I draw inspiration from everywhere. From the smallest to the biggest things in life. From children’s animation to what the local groundnut seller is hawking. Everybody around me is an inspiration to me. I am a very imaginative person, so when I see things, I get inspired by them. When I see peoples’ colour combinations or their dress patterns, I get inspired by them. The whole world is my inspiration.

Makioba Olugbile
Makioba Olugbile

Describe a typical day in your life.

A typical day in my life: I wake up, dress up for work with my hair woven all back,  and with no make-up. I take two small packs of cracker biscuits, drink a lot of water, spend a lot of time standing, making pattern drafting and cutting, supervising my staff, and taking a break after about  five hours. I get back to work, get the job done for the day and come back to my family.

Where do you see fashion heading in the next 5 years?

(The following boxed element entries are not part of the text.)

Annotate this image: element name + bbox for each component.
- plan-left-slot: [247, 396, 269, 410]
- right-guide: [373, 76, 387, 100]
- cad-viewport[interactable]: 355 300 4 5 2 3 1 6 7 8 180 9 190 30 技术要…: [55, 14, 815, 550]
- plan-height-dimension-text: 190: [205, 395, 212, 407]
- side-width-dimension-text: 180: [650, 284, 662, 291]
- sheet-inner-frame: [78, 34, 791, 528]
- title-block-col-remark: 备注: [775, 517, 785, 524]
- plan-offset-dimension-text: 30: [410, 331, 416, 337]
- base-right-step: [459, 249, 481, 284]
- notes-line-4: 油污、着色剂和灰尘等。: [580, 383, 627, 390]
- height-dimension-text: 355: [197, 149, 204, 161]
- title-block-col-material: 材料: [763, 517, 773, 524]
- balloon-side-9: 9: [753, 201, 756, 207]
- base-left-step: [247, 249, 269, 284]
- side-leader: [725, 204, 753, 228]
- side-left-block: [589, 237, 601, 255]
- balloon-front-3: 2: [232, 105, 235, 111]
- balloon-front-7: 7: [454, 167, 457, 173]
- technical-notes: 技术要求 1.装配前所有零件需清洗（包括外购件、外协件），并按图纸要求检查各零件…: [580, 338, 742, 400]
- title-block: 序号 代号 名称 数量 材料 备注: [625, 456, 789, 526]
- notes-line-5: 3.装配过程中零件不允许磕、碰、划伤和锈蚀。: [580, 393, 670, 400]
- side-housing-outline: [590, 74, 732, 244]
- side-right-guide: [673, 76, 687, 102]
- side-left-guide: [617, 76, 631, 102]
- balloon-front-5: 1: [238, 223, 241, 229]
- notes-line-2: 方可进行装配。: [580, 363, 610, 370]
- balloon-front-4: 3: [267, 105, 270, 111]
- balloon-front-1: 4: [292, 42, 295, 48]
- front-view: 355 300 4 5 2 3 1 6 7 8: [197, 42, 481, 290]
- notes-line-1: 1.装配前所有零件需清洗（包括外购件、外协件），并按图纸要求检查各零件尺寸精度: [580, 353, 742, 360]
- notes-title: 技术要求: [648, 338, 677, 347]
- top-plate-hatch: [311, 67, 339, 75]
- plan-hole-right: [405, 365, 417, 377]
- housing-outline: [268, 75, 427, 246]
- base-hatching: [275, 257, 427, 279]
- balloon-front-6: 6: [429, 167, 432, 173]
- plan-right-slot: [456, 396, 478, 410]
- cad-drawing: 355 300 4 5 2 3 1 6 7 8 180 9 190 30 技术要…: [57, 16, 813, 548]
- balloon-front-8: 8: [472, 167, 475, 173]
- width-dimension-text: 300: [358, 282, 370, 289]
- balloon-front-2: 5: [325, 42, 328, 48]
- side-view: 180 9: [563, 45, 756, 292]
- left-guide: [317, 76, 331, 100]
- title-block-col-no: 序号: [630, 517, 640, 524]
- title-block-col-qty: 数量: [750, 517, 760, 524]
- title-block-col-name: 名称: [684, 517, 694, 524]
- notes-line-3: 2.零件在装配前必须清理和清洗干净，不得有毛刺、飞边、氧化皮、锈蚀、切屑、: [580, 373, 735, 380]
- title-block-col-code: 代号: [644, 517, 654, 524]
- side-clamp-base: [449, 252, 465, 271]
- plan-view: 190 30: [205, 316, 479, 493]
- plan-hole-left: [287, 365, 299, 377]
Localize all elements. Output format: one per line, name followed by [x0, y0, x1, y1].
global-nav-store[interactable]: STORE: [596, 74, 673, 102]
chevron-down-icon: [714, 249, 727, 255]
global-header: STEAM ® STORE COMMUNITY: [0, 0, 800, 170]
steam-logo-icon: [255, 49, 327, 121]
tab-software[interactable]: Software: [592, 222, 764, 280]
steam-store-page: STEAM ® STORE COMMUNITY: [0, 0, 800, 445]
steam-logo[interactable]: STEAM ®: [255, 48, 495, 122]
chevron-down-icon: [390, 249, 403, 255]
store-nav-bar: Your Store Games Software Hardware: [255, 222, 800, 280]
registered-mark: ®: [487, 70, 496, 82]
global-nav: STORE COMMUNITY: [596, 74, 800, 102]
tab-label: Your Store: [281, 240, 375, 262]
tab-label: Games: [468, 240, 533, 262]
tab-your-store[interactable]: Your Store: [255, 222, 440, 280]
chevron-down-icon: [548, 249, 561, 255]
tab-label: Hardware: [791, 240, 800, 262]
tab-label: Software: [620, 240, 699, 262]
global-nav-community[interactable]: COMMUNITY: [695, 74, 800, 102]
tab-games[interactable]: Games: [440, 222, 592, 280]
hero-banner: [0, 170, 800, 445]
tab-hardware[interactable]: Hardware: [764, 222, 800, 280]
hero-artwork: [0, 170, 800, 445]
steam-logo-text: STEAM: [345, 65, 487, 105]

Fashion has always evolved and it is always evolving. So, there is no telling where we would find ourselves fashion-wise. But the fashion calendar is always an interesting one to see. 

As a designer, how has COVID-19 impacted or affected your business and how did you manage the period? 

 In the first place, COVID-19 affected everybody. For me, I actually went paranoid because of the panic and I closed shop even before the general lockdown. This was something that happened during the time I was working on a particular collection. And because of the pandemic, I was unable to complete the collection at that time.; I incurred a lot of losses because it cost a lot of money to kick-off and I never got to showcase those outfits from that collection to make back the money spent.

Also, my dresses are mostly outing dresses, glam wears and all that. So due to the pandemic; no parties, no weddings and all. It really affected sales. I needed to be able to manage staff and sustain the business. Based on sales at the time, it was really a trying period. But thank God, things are coming back on track with the lifting of the lockdown and now, we are able to successfully manage the virus.

What would you like to achieve before the end of the year?

Usually, each year at Makioba, we bring out 4-5 collections, lookbooks and several side designs that don’t even make it to any collection. So, for 2021, we would like to achieve that feat of bringing out a minimum of four collections and lookbooks.

Look out for the ‘May by Makioba’ collection that’ll be dropping this month of May.

 What would your advice be for aspiring young designers, unsure of how to take the first step to achieving their dreams?

 Like I said, it took me about three to four years to find my bearing and carve out a niche for my brand. Therefore, all I have to advise is that you make sure you have a passion for designing, and also, have patience and resilience in order to make a name for you and your brand.

 What’s next for the brand?

 For Makioba, the vision has always been to be better than how we used to be. So we are all about taking the next steps to becoming better than we were.

Trends come and go but they can also be a lot of fun. When should ladies weigh in on the trends and when should they stick to the classics? 

I would say, for the high-end glam dresses, they should stick to the classics. While for the easy wears, summer dresses and casuals, they could hop on the trends.